Internationally, and in our own local areas, shoppers are walking into stores they’ve never entered before. If they’re not getting extreme value or service in their usual haunts, they will seek better value elsewhere.  Luxury shoppers will turn to middle market, and middle market shoppers will turn to the strongest discount stores. It’s the tumbledown effect, and it’s happening in Britain and the US en masse.

Retailers and brands in the upper value echelons are focusing their service and special offerings on their key – and most loyal – customers. It keeps them close. Australians owning a Mercedes Benz or Lexus will have recently received an invitation from their local dealership to see limited demonstration models at discounted prices.

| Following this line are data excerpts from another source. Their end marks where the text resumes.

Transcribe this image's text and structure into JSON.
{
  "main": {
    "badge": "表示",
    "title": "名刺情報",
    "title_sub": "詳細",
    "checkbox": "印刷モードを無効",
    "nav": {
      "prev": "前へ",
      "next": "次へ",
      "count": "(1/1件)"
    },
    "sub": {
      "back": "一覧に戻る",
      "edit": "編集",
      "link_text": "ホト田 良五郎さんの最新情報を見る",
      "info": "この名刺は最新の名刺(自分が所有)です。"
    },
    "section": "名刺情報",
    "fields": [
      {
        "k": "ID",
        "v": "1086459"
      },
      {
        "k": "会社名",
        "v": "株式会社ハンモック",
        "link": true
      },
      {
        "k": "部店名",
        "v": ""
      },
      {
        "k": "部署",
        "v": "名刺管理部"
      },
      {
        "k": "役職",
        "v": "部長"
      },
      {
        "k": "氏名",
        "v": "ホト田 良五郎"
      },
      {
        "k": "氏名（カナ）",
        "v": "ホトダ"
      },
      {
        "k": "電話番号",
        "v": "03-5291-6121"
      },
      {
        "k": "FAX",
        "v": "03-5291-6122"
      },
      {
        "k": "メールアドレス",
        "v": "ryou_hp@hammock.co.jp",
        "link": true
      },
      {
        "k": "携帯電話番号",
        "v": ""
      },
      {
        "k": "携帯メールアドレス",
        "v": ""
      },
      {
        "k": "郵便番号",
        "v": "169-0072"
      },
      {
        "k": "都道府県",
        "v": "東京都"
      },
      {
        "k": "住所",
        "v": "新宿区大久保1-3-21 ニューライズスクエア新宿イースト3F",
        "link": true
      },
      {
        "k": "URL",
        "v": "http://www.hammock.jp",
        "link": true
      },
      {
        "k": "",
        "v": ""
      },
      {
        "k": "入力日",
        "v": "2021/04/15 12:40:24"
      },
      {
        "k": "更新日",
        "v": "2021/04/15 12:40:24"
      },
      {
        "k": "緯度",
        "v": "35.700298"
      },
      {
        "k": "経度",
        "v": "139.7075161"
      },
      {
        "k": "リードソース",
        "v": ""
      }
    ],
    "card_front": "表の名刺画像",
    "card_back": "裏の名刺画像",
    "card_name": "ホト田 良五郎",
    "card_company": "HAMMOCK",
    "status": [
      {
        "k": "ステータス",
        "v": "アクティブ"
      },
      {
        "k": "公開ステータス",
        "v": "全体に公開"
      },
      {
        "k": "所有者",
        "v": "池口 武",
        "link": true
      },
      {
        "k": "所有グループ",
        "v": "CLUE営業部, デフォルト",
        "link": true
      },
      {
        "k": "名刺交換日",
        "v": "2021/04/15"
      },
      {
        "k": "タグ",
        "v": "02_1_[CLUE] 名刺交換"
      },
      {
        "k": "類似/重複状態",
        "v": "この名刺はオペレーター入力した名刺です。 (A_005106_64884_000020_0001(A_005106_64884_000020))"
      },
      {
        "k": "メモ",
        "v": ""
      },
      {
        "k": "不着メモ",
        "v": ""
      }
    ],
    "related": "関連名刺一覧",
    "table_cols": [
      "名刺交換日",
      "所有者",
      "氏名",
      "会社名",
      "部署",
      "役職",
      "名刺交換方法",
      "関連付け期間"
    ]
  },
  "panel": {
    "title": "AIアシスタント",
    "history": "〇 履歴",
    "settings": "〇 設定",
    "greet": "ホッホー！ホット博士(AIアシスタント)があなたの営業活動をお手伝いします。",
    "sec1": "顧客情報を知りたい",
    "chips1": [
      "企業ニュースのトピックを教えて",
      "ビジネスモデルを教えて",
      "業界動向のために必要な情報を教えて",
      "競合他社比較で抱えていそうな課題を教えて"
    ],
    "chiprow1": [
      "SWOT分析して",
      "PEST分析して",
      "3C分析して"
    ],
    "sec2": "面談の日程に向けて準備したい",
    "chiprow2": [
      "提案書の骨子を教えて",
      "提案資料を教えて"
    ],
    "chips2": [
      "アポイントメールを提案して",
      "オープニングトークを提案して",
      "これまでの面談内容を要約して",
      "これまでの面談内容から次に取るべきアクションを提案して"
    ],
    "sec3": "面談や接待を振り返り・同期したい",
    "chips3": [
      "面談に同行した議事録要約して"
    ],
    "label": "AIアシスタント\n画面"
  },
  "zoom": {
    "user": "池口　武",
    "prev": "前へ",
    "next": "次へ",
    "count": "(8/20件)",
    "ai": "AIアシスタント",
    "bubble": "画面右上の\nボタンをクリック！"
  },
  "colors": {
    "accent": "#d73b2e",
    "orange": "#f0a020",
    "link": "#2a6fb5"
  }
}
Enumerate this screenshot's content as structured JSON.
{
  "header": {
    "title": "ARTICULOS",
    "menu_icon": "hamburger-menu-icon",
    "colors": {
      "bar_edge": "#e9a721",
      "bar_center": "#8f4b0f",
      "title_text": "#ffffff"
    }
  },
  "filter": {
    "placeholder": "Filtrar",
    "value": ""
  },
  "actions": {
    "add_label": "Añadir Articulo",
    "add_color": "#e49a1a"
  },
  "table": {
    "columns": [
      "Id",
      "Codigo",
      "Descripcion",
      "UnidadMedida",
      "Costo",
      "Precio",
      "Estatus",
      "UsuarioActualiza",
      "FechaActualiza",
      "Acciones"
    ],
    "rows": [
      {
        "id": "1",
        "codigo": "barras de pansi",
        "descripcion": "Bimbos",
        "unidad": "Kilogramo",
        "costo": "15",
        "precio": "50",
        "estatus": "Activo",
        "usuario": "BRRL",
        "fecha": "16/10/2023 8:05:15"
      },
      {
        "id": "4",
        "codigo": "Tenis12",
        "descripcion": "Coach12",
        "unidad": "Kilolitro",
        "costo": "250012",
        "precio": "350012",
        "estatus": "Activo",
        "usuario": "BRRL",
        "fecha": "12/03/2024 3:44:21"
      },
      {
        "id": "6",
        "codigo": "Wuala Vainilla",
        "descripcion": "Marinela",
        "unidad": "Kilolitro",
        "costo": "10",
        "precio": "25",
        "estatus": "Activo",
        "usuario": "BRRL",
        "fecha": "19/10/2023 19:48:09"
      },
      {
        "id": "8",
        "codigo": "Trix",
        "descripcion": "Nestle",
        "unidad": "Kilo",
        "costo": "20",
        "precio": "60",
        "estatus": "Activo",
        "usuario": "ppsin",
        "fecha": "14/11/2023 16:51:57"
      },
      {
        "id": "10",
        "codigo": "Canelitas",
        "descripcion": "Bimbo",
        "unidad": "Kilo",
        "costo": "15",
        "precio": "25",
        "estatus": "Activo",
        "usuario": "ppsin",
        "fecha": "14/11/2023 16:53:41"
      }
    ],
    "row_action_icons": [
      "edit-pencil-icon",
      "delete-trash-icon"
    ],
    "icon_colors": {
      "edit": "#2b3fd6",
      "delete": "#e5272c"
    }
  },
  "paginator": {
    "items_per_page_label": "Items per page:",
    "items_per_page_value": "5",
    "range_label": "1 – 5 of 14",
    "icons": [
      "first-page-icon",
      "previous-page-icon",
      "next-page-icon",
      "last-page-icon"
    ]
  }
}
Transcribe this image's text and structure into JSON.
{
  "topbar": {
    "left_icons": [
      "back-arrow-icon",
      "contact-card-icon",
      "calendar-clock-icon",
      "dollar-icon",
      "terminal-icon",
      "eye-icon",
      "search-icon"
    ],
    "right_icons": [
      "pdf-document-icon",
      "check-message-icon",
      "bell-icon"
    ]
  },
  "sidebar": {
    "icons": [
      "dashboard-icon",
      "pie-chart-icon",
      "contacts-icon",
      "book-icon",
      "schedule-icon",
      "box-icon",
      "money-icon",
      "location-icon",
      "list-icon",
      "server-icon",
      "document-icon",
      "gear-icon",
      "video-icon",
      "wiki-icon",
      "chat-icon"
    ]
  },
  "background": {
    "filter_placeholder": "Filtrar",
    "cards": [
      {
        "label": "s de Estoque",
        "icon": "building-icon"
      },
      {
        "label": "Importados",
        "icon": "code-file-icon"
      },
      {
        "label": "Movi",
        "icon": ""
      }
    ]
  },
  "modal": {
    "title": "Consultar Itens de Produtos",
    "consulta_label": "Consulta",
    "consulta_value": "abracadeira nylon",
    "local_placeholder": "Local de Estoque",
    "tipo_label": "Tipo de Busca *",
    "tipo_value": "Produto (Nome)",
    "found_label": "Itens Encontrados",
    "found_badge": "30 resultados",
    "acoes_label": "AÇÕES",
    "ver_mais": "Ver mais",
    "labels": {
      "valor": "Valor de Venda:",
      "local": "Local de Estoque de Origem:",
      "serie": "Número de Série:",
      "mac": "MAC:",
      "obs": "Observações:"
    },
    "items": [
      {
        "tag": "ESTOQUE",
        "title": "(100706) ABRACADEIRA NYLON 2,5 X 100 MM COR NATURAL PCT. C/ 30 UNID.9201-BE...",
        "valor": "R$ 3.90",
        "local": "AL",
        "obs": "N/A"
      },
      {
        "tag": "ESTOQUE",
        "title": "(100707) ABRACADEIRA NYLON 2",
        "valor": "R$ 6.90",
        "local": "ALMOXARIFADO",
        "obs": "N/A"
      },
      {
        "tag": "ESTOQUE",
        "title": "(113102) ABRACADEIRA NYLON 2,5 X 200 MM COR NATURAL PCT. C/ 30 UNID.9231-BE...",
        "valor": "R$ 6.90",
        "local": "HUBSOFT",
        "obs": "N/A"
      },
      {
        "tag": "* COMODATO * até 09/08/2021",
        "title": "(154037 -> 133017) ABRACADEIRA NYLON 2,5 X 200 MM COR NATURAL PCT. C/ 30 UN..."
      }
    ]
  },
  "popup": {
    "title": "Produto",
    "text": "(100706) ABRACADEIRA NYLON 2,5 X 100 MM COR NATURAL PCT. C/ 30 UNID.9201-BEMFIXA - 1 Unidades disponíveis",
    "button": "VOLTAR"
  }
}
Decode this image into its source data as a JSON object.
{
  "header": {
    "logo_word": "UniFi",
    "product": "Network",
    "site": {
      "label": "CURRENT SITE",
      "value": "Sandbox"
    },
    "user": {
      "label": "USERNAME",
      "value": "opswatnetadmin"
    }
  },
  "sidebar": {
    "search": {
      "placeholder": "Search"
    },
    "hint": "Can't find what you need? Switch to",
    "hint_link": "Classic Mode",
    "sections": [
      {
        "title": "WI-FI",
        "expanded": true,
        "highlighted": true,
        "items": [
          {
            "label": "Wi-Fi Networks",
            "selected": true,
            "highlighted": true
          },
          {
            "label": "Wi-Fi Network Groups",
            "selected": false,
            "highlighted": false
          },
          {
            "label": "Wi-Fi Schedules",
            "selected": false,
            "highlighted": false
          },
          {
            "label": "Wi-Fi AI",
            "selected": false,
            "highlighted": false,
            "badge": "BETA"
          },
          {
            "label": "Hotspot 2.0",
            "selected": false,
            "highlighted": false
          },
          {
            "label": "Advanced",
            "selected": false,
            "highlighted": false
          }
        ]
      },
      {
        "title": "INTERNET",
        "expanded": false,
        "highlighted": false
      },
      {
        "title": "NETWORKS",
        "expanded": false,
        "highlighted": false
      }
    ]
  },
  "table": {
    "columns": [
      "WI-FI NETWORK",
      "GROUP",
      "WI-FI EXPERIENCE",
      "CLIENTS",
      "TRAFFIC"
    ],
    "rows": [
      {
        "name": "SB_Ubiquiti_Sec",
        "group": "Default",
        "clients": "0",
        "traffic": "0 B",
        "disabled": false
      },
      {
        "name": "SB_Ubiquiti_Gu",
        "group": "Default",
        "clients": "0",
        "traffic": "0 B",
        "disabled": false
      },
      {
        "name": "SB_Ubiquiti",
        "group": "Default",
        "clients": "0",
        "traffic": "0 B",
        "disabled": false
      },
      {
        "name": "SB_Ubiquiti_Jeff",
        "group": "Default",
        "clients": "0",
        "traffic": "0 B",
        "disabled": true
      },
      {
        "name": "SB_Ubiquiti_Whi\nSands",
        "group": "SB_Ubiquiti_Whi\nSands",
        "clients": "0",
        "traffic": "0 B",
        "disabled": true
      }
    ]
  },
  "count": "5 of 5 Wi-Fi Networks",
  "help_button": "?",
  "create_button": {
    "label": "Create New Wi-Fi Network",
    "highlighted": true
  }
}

Similarly, frequent users of high end department store cards will have been invited to exclusive after-hours shopping events with very compelling offers to support a great shopper experience.  And in return, these customers are staying with them.

Those luxury stores and brands not delivering on these motivators lose their shoppers, who “tumbledown” to a new – and better value – shopper experience in the middle market.

There, it’s the compelling and regularly refreshed product range, coupled with an excellent service offering, that makes middle market stores successful. The well run are doing very well at present, providing these key offers and benefiting from the tumbledown effect from the luxury bracket.

Regular shoppers want entertaining; they want to find a small haven of pleasure in a sea of bad news. Remember, it does actually feel good to shop for even the smallest of luxuries if the shopper experience is a good one.

The shopper experience at Woolworths and Coles’ most renovated modern stores is world class. Australia’s love affair with “fresh daily” is pretty unusual around the world, meaning we shop more frequently than many nations. We like to shop.

Furthermore, in the new Target and Big W stores the bright, entertaining environment is something of a surprise for the “tumbledowns” from Myers or David Jones who may not have entered a discount department store for some time. They can be pleasantly surprised with the range and quality of brands and the store environment and, most importantly, enjoy the experience. Guess what, they come back.

Then, things really are on fire for the best players in the discount end of the market, and there tends to be only one stand-out player in this sector in each market.

The best offers very low prices via a small range of brands in a consistently pleasant, but not a premium, store environment. These retailers spend very little on television commercials, so consumers tend not to think of them unless they already shop there. This market builds retail brands from the shelf back to the shopper’s home.

In Australia our stand-out is Aldi, and in the US there is Wal-Mart, and both are working hard to ensure that the “tumbledowns” passing through their doors right now love the experience and return again and again. This economic period is the greatest opportunity for sustained growth these retailers will see in a decade.

In Australia Aldi is accelerating its new store openings. Woolworths and Coles are responding by re-investing in their stores – they don’t want their customers to leave them for the new Aldi threat.

In the US, Wal-Mart is slowing its new store openings, but investing heavily – very heavily – in existing store re-fits and lifting the shopper experience.

Its latest project, which Crossmark in the US has been engaged in developing, is improving customer software, high end event areas and training over 3000 in-store event staff – working with brands to bring products and stores to life for the customer. This is a huge shift in customer experience.

And the effect?  Wal-Mart shoppers stay loyal, and customers who have never before entered a Wal-Mart are loving it and coming back.

And all this investment in a global economic downturn.

The smartest always succeed. See, every cloud has a silver lining.